A ansiedade nos vínculos vai além do receio de perder alguém. Sob a perspectiva psicanalítica, ela pode representar a repetição de experiências emocionais precoces que continuam influenciando a forma como nos relacionamos na vida adulta. Quando o amor desperta antigas vivências de desamparo, o relacionamento deixa de ser um espaço de encontro e passa a ser vivido como uma constante ameaça.

Pessoas que cresceram em ambientes marcados por instabilidade afetiva podem desenvolver a crença inconsciente de que amar implica viver em tensão. Assim, tornam-se frequentes comportamentos como hipervigilância, necessidade constante de confirmação, medo intenso do abandono e dificuldade em tolerar a ausência do outro. Muitas vezes, o sofrimento é confundido com intensidade, e relações equilibradas passam a parecer estranhas ou pouco envolventes.

Outro aspecto importante é a fantasia de transformar ou "salvar" o parceiro. Nessa dinâmica, o sujeito mantém vínculos marcados pela indisponibilidade emocional acreditando que, com mais dedicação, conseguirá modificar o outro. Essa tentativa costuma estar ligada à repetição inconsciente de experiências infantis nas quais havia o desejo de reparar ausências afetivas.

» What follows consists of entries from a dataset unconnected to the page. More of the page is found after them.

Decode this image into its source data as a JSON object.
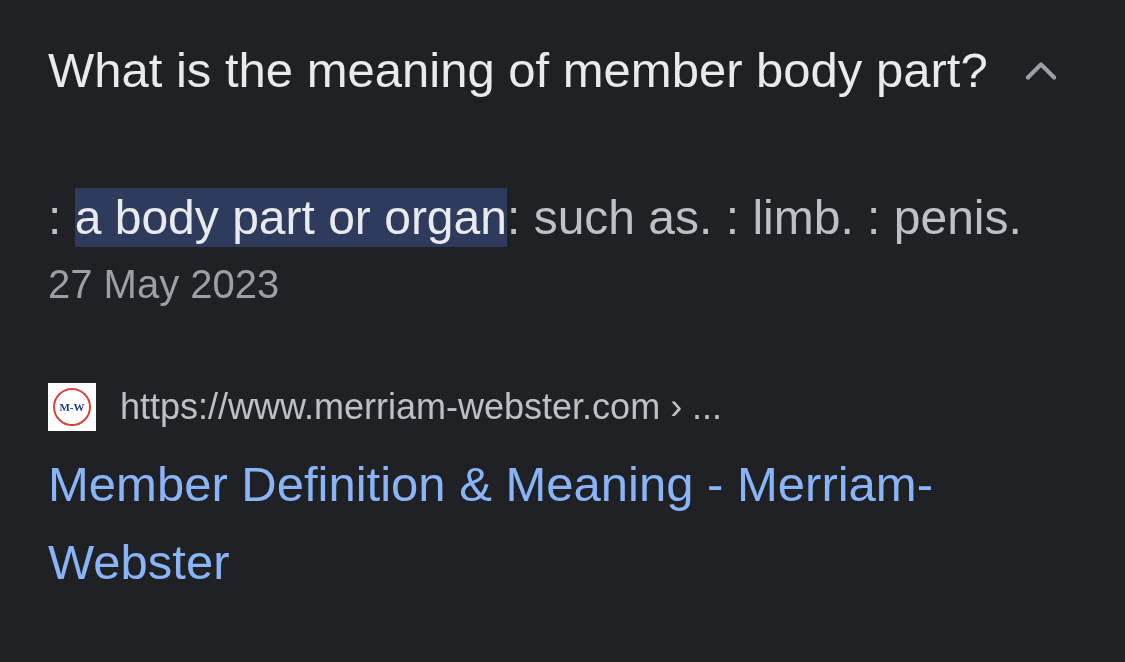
{
  "question": {
    "text": "What is the meaning of member body part?",
    "expanded": true
  },
  "answer": {
    "snippet": ": **a body part or organ**: such as. : limb. : penis.",
    "date": "27 May 2023"
  },
  "source": {
    "logo_text": "M-W",
    "url": "https://www.merriam-webster.com › ...",
    "title": "Member Definition & Meaning - Merriam-Webster"
  }
}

A ansiedade relacional também favorece o autoabandono. Para evitar rejeição, muitas pessoas silenciam necessidades, deixam de estabelecer limites e adaptam constantemente seus desejos para preservar a relação. Com o tempo, perdem o contato consigo mesmas e transformam o vínculo em uma estratégia de sobrevivência emocional.

A psicanálise propõe que a mudança não ocorre pela força de vontade, mas pela compreensão das repetições inconscientes. Reconhecer que nenhuma relação elimina a falta constitutiva do ser humano permite viver vínculos mais livres, nos quais o amor deixa de ser organizado pelo medo e passa a ser sustentado pelo desejo, pela autonomia e pelo respeito às diferenças. Assim, compreender a própria história torna-se o primeiro passo para construir relações mais saudáveis e consciente.